В 1927 году Чэнь Дусю начал переговоры с правительством Ван Цзинвэя в Ухане, убеждая последнего в возможности использования некоторых предложений КПК в политике правительства. 21 марта войска Национально-революционной армии (НРА) в результате Северного похода занимают Лунхуа и подходят к Шанхаю. В Шанхае коммунисты организовывают антимилитаристские и антииностранные митинги и забастовки, которые быстро перерастают в вооружённые столкновения с властями милитариста Сунь Чуаньфана. В результате вооружённого восстания 22 марта Шанхай был освобождён, было создано возглавленное коммунистами временное городское правительство, признавшее власть Уханьского правительства. На следующий день в Шанхай вошли войска НРА под командованием Бай Чунси.

23 марта другая группировка войск НРА во главе с Чан Кайши заняла Нанкин. Во время боёв в городе произошли инциденты, пострадали несколько иностранцев. 24 марта военные корабли Англии и США подвергли массированной бомбардировке занятый НРА Нанкин. В порту сконцентрировались военные корабли и других держав. 11 апреля Англия, США, Япония, Франция и Италия направили в ставку Чан Кайши и Уханьскому правительству совместный ультиматум, требуя наказать виновных в инцидентах, происшедших при занятии Нанкина, принести извинения, уплатить весьма высокую компенсацию и запретить антииностранные действия на подвластных им территориях. Создалась угроза военной интервенции держав.
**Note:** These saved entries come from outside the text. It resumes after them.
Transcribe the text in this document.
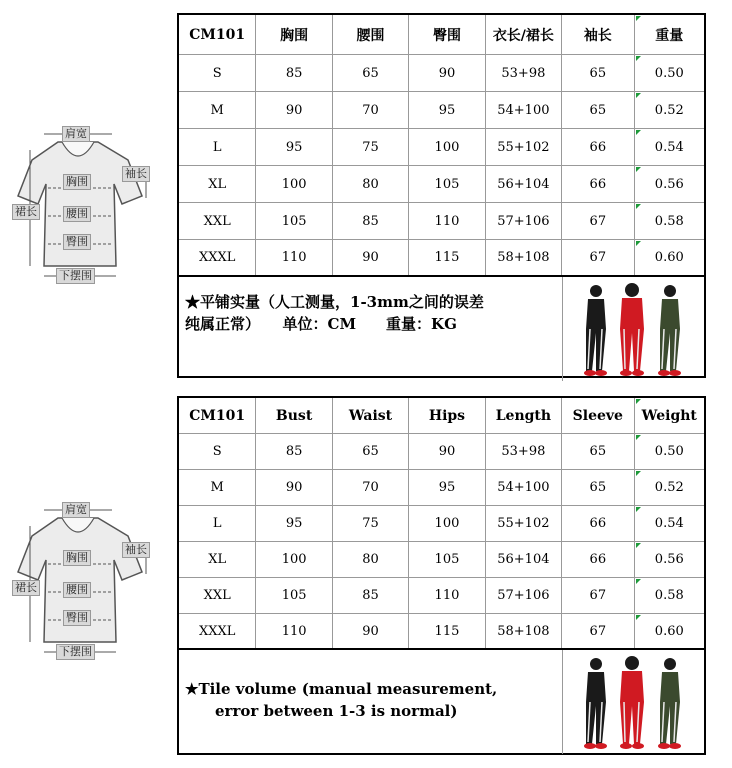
肩宽
袖长
胸围
裙长	腰围
臀围
下摆围
肩宽
袖长
胸围
裙长	腰围
臀围
下摆围
CM101	胸围	腰围	臀围	衣长/裙长	袖长	重量
S	85	65	90	53+98	65	0.50
M	90	70	95	54+100	65	0.52
L	95	75	100	55+102	66	0.54
XL	100	80	105	56+104	66	0.56
XXL	105	85	110	57+106	67	0.58
XXXL	110	90	115	58+108	67	0.60
★平铺实量（人工测量，1-3mm之间的误差
纯属正常）　　单位：CM　　重量：KG
CM101	Bust	Waist	Hips	Length	Sleeve	Weight
S	85	65	90	53+98	65	0.50
M	90	70	95	54+100	65	0.52
L	95	75	100	55+102	66	0.54
XL	100	80	105	56+104	66	0.56
XXL	105	85	110	57+106	67	0.58
XXXL	110	90	115	58+108	67	0.60
★Tile volume (manual measurement,
error between 1-3 is normal)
Демарш держав был воспринят Чан Кайши как сигнал к обузданию коммунистов. 12 апреля 1927 года по приказу Чан Кайши в Шанхае были осуществлены антикоммунистические акции, в результате которых тысячи коммунистов подверглись аресту и были убиты. 18 апреля Чан Кайши создал в Нанкине возглавленное им правительство. Таким образом произошёл разрыв союза КПК и Гоминьдана, начались преследования коммунистов по всей стране. После падения 15 июля 1927 года Уханьского правительства коммунисты были вынуждены окончательно уйти в подполье. В неудачах коммунистов обвинили Чэнь Дусю.
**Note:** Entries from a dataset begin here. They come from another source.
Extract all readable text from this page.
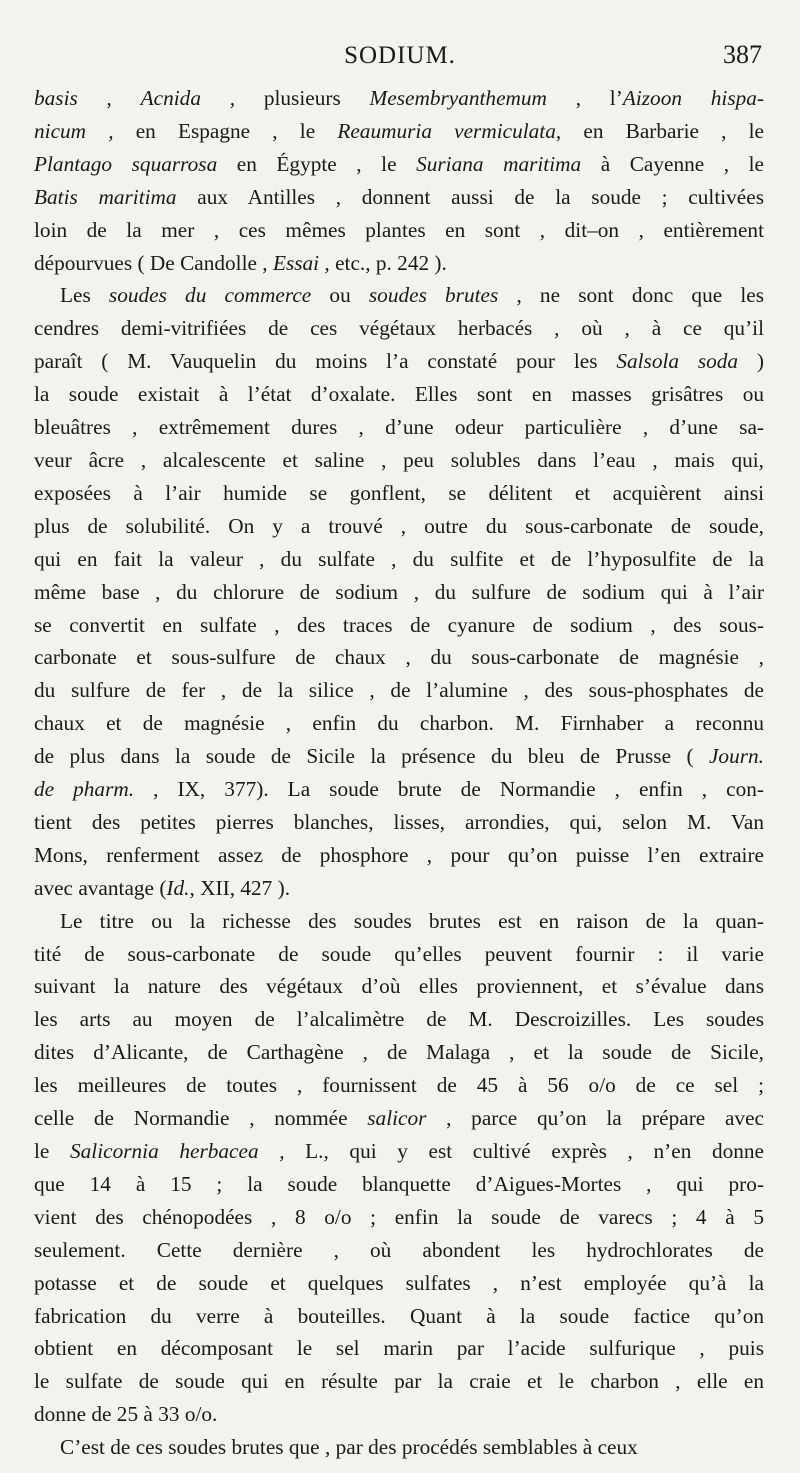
SODIUM.	387

basis , Acnida , plusieurs Mesembryanthemum , l’Aizoon hispa-
nicum , en Espagne , le Reaumuria vermiculata, en Barbarie , le
Plantago squarrosa en Égypte , le Suriana maritima à Cayenne , le
Batis maritima aux Antilles , donnent aussi de la soude ; cultivées
loin de la mer , ces mêmes plantes en sont , dit–on , entièrement
dépourvues ( De Candolle , Essai , etc., p. 242 ).

Les soudes du commerce ou soudes brutes , ne sont donc que les
cendres demi-vitrifiées de ces végétaux herbacés , où , à ce qu’il
paraît ( M. Vauquelin du moins l’a constaté pour les Salsola soda )
la soude existait à l’état d’oxalate. Elles sont en masses grisâtres ou
bleuâtres , extrêmement dures , d’une odeur particulière , d’une sa-
veur âcre , alcalescente et saline , peu solubles dans l’eau , mais qui,
exposées à l’air humide se gonflent, se délitent et acquièrent ainsi
plus de solubilité. On y a trouvé , outre du sous-carbonate de soude,
qui en fait la valeur , du sulfate , du sulfite et de l’hyposulfite de la
même base , du chlorure de sodium , du sulfure de sodium qui à l’air
se convertit en sulfate , des traces de cyanure de sodium , des sous-
carbonate et sous-sulfure de chaux , du sous-carbonate de magnésie ,
du sulfure de fer , de la silice , de l’alumine , des sous-phosphates de
chaux et de magnésie , enfin du charbon. M. Firnhaber a reconnu
de plus dans la soude de Sicile la présence du bleu de Prusse ( Journ.
de pharm. , IX, 377). La soude brute de Normandie , enfin , con-
tient des petites pierres blanches, lisses, arrondies, qui, selon M. Van
Mons, renferment assez de phosphore , pour qu’on puisse l’en extraire
avec avantage (Id., XII, 427 ).

Le titre ou la richesse des soudes brutes est en raison de la quan-
tité de sous-carbonate de soude qu’elles peuvent fournir : il varie
suivant la nature des végétaux d’où elles proviennent, et s’évalue dans
les arts au moyen de l’alcalimètre de M. Descroizilles. Les soudes
dites d’Alicante, de Carthagène , de Malaga , et la soude de Sicile,
les meilleures de toutes , fournissent de 45 à 56 o/o de ce sel ;
celle de Normandie , nommée salicor , parce qu’on la prépare avec
le Salicornia herbacea , L., qui y est cultivé exprès , n’en donne
que 14 à 15 ; la soude blanquette d’Aigues-Mortes , qui pro-
vient des chénopodées , 8 o/o ; enfin la soude de varecs ; 4 à 5
seulement. Cette dernière , où abondent les hydrochlorates de
potasse et de soude et quelques sulfates , n’est employée qu’à la
fabrication du verre à bouteilles. Quant à la soude factice qu’on
obtient en décomposant le sel marin par l’acide sulfurique , puis
le sulfate de soude qui en résulte par la craie et le charbon , elle en
donne de 25 à 33 o/o.

C’est de ces soudes brutes que , par des procédés semblables à ceux
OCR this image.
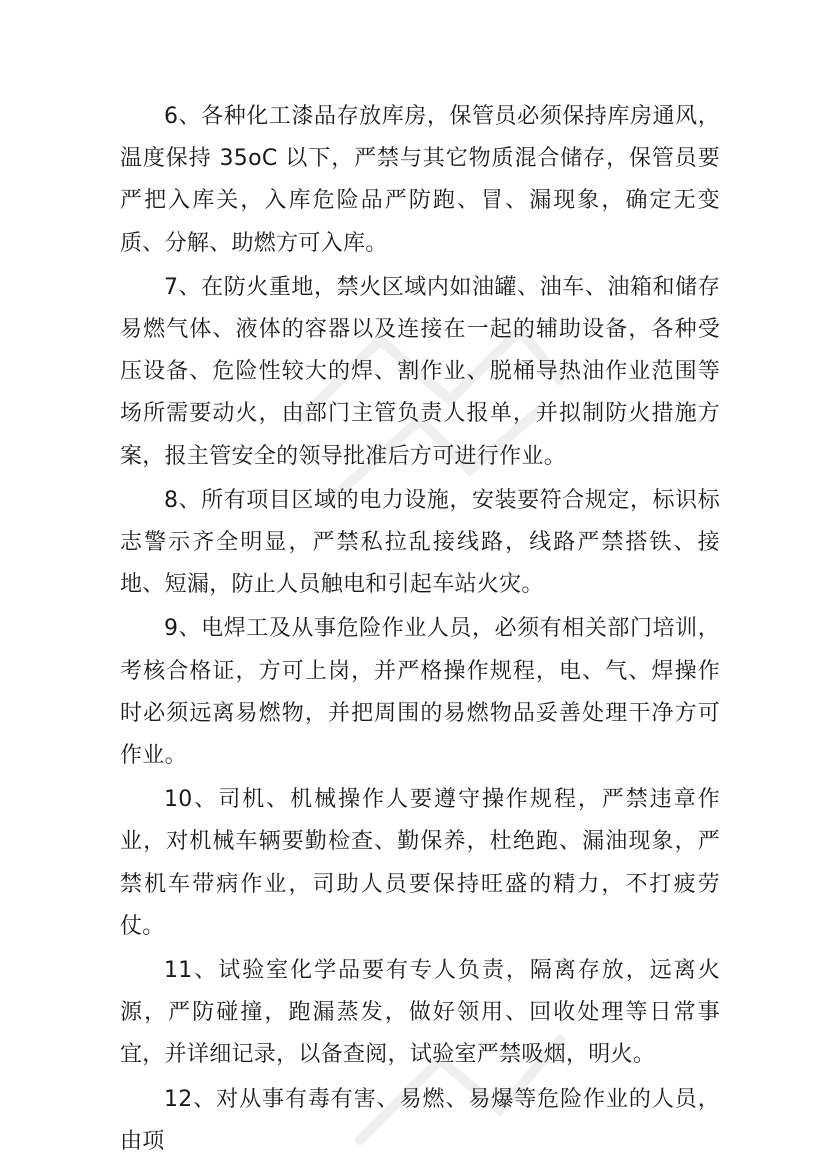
6、各种化工漆品存放库房，保管员必须保持库房通风，温度保持 35oC 以下，严禁与其它物质混合储存，保管员要严把入库关，入库危险品严防跑、冒、漏现象，确定无变质、分解、助燃方可入库。

7、在防火重地，禁火区域内如油罐、油车、油箱和储存易燃气体、液体的容器以及连接在一起的辅助设备，各种受压设备、危险性较大的焊、割作业、脱桶导热油作业范围等场所需要动火，由部门主管负责人报单，并拟制防火措施方案，报主管安全的领导批准后方可进行作业。

8、所有项目区域的电力设施，安装要符合规定，标识标志警示齐全明显，严禁私拉乱接线路，线路严禁搭铁、接地、短漏，防止人员触电和引起车站火灾。

9、电焊工及从事危险作业人员，必须有相关部门培训，考核合格证，方可上岗，并严格操作规程，电、气、焊操作时必须远离易燃物，并把周围的易燃物品妥善处理干净方可作业。

10、司机、机械操作人要遵守操作规程，严禁违章作业，对机械车辆要勤检查、勤保养，杜绝跑、漏油现象，严禁机车带病作业，司助人员要保持旺盛的精力，不打疲劳仗。

11、试验室化学品要有专人负责，隔离存放，远离火源，严防碰撞，跑漏蒸发，做好领用、回收处理等日常事宜，并详细记录，以备查阅，试验室严禁吸烟，明火。

12、对从事有毒有害、易燃、易爆等危险作业的人员，由项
В этих условиях Коминтерном было принято решение о реорганизации ЦК КПК. В состав ЦК были введены Чжан Готао, Чжан Тайлэй, Ли Вэйхань, Ли Лисань, Чжоу Эньлай. Членство Чэнь Дусю в ЦК было приостановлено. 7 августа 1927 года в Ханькоу состоялась организованная Коминтерном конференция КПК, на которую не был приглашён Чэнь. Чэнь направил письмо участникам конференции с просьбой об отставке с поста генерального секретаря партии. Участники конференции обрушились с критикой на Чэня, обвиняли его в уступках Гоминьдану, нерешительности, неумении принимать решения в опасных ситуациях и после недолгих дебатов отправили Чэня в отставку.

После отставки

Чэнь и его сторонники создали осенью 1929 года партийную фракцию и заявили, что КПК не должна подчиняться Коминтерну, и потребовали прекратить травлю Чэнь Дусю. В конце 1929 года после нескольких предупреждений Чэнь и члены его фракции были исключены из КПК.

В декабре 1929 года Чэнь Дусю направил открытое письмо китайским коммунистам, где указал на принципиальные ошибки, допущенные Коминтерном в отношении Китая, а в начале 1930 года организовал оппозиционную группу коммунистов, примыкавшую к «левой оппозиции» Троцкого. В мае 1931 года различные троцкистские группы Китая провели объединительную конференцию, на которой Чэнь Дусю был избран руководителем единой партии, насчитывавшей 483 члена. Но созданная партия в связи с «пестротой» её членов и арестом Чэня быстро распалась.

Последние годы жизни

В 1932 году Чэнь был арестован правительством националистов и провёл пять лет в тюрьме. Чэнь был одним из немногих ранних лидеров КПК, который пережил потрясения 1930-х годов, но он так и не смог вернуть себе влияние внутри партии, которую основал. В последние годы жизни Чэнь ушёл в безвестность. Позже Чэнь Дусю стал сторонником либертарного социализма и отказался от контактов как с националистами, так и с коммунистами. Все его старые соратники и первые лидеры КПК были либо убиты или впали в немилость нового поколения руководителей КПК во главе с Мао Цзэдуном.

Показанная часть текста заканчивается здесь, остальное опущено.